Я на всякий случай не стала уточнять, кто именно. Сделала
— Ты что, глухая? — рассердилась моя дочь. — Все в порядке. Шимон о нем хорошо говорит. Мужик, у которого нормальные отношения с сыном, будет и к тебе хорошо относиться.
Я срочно вышла из кухни, чтобы унять в себе радость.
Адам уехал на какой-то симпозиум в Познань. Я пригласила Элю, давнюю знакомую, с которой мы не виделись уже полгода. Потому что сначала у меня был развод, потом я строила дом и так далее.
Она выглядела замечательно. Я тут же ей об этом сказала. Она в ответ:
— Да брось ты, я так измотана, посмотри, какие мешки под глазами.
Мешков я не заметила, но ей, разумеется, виднее.
Все в природе заканчивало свое цветение, стояли последние теплые дни, так что для начала мы решили отправиться куда-нибудь подальше погулять. Когда мы выходили, скрипнула калитка, Уля высунулась из окна и крикнула:
— Привет, Ютка!
Только Уля меня так зовет. И Адам. Эля поджала губки и сказала:
— Вот уж точно, дом в деревне имеет тот недостаток, что здесь следят за каждым твоим шагом.
Мне как-то не приходило в голову, что за мной следят, я воспринимала это скорее как проявление внимания. Но промолчала.
Лес источал все запахи приближающейся осени, я пришла в полный восторг. Слушала ее излияния, ибо такова женская доля: брести по березовой рощице или сосновому лесу, по лугам и пескам и говорить — ясное дело — о мужиках. С годами выяснилось, что муж Эли — человек без зазрений совести, без чести, без веры, без денег, нерасторопный, а что хуже всего, у него нет ни капли понимания. Не то что Адам! Я изредка вставляла фразы типа: левее — там сырая лужайка; или: теперь направо — иначе упремся в шоссе.

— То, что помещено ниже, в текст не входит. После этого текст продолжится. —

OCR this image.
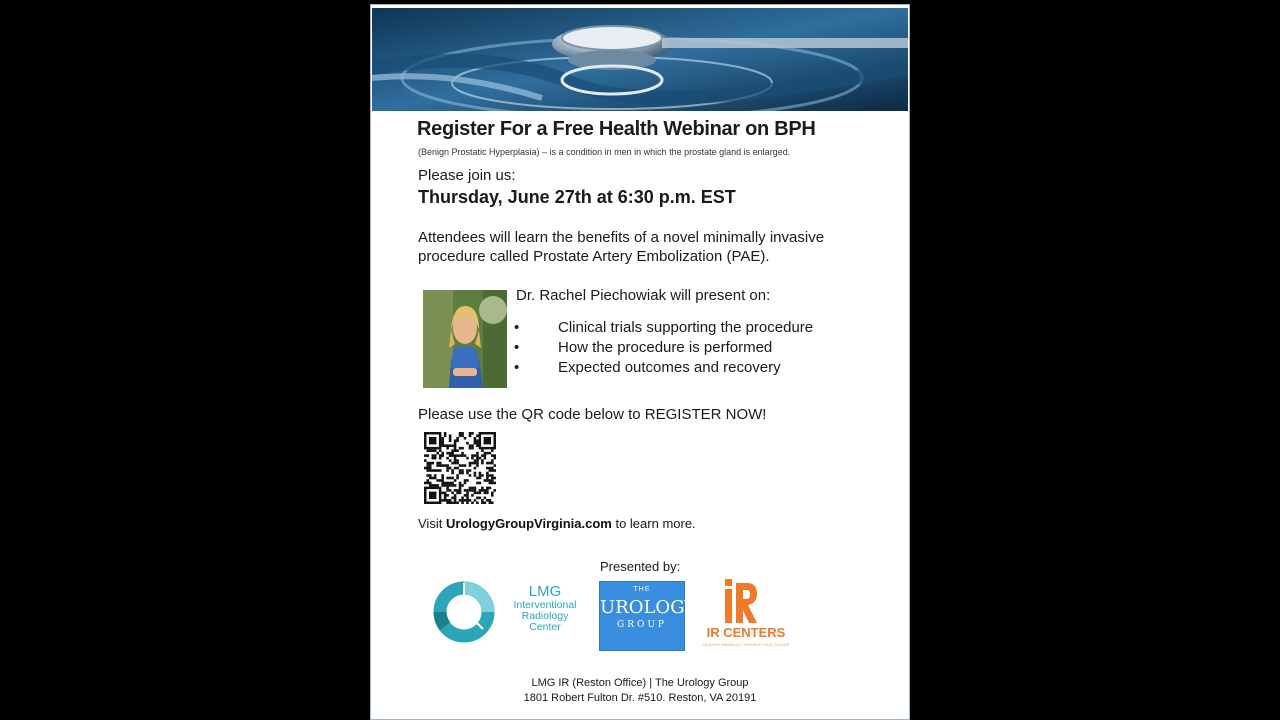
Register For a Free Health Webinar on BPH
(Benign Prostatic Hyperplasia) – is a condition in men in which the prostate gland is enlarged.
Please join us:
Thursday, June 27th at 6:30 p.m. EST
Attendees will learn the benefits of a novel minimally invasive
procedure called Prostate Artery Embolization (PAE).
Dr. Rachel Piechowiak will present on:
•	Clinical trials supporting the procedure
•	How the procedure is performed
•	Expected outcomes and recovery
Please use the QR code below to REGISTER NOW!
Visit UrologyGroupVirginia.com to learn more.
Presented by:
LMG
Interventional
Radiology
Center
THE
UROLOGY
GROUP	IR CENTERS
LEADING MINIMALLY INVASIVE HEALTHCARE
LMG IR (Reston Office) | The Urology Group
1801 Robert Fulton Dr. #510. Reston, VA 20191
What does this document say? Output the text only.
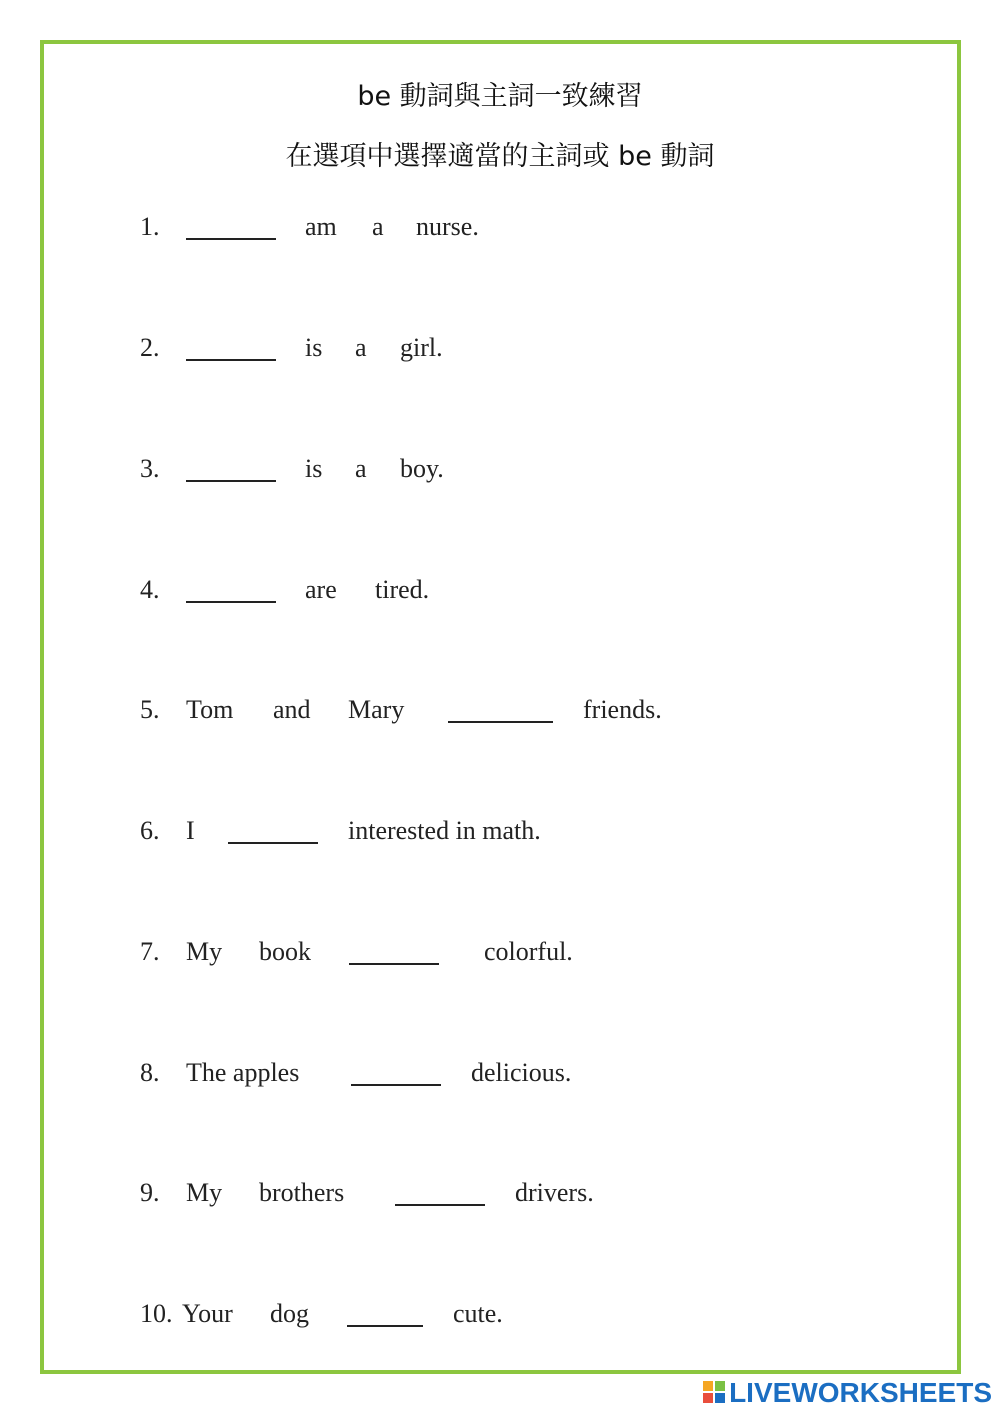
be 動詞與主詞一致練習
在選項中選擇適當的主詞或 be 動詞
1.	am a nurse.
2.	is a girl.
3.	is a boy.
4.	are tired.
5. Tom and Mary	friends.
6. I	interested in math.
7. My book	colorful.
8. The apples	delicious.
9. My brothers	drivers.
10. Your dog	cute.
LIVEWORKSHEETS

Я сочувствовала Эле. Мы вернулись домой, пообедали, солнце спускалось за березы. Заплутавшая в траве лягушка шмыгнула в воду, кот с явным пренебрежением в глазах охотился за бабочками, а Эля, сидя в садике, поглядела вдаль и сказала:
— Несмотря на все недостатки, о которых ты говоришь, это место все-таки имеет свою прелесть.
Я опешила. Да что там, просто на какое-то время лишилась дара речи. Потом выдавила из себя:
— Разве я что-то такое говорила?
И я узнала, что Эля догадалась, как мне тяжело жить в таком месте, где все друг друга знают и друг за другом следят. И всем вокруг известно, кто вошел и кто вышел из моего дома; что лесок, возможно, и красив, но ведь я сама сказала, что он сырой — то есть вреден для здоровья, можно даже сказать, малярийный, да и вообще, какой же это лес, если шоссе рядом, что здесь, должно быть, тучи комаров, коли вода, потому что лягушки живут в болоте. И в общем-то она согласна со мной, местечко не бог весть какое…
Мое терпение иссякло, и я сообщила, что у нее избирательный слух. А потом с сочувствием подумала о ее муже. И спросила Элю, действительно ли он такой недотепа и рохля? Как же она возмутилась! Она ничего подобного не говорила. Потом я напомнила ей о мешках под глазами. Подруга упрекнула меня в грубости и почти обиделась. Я спросила, помнит ли она — я ей сделала комплимент, что она замечательно выглядит. Нет, этого Эля не помнила. Потому что не слышала. А муж у нее был отличный, просто великолепный!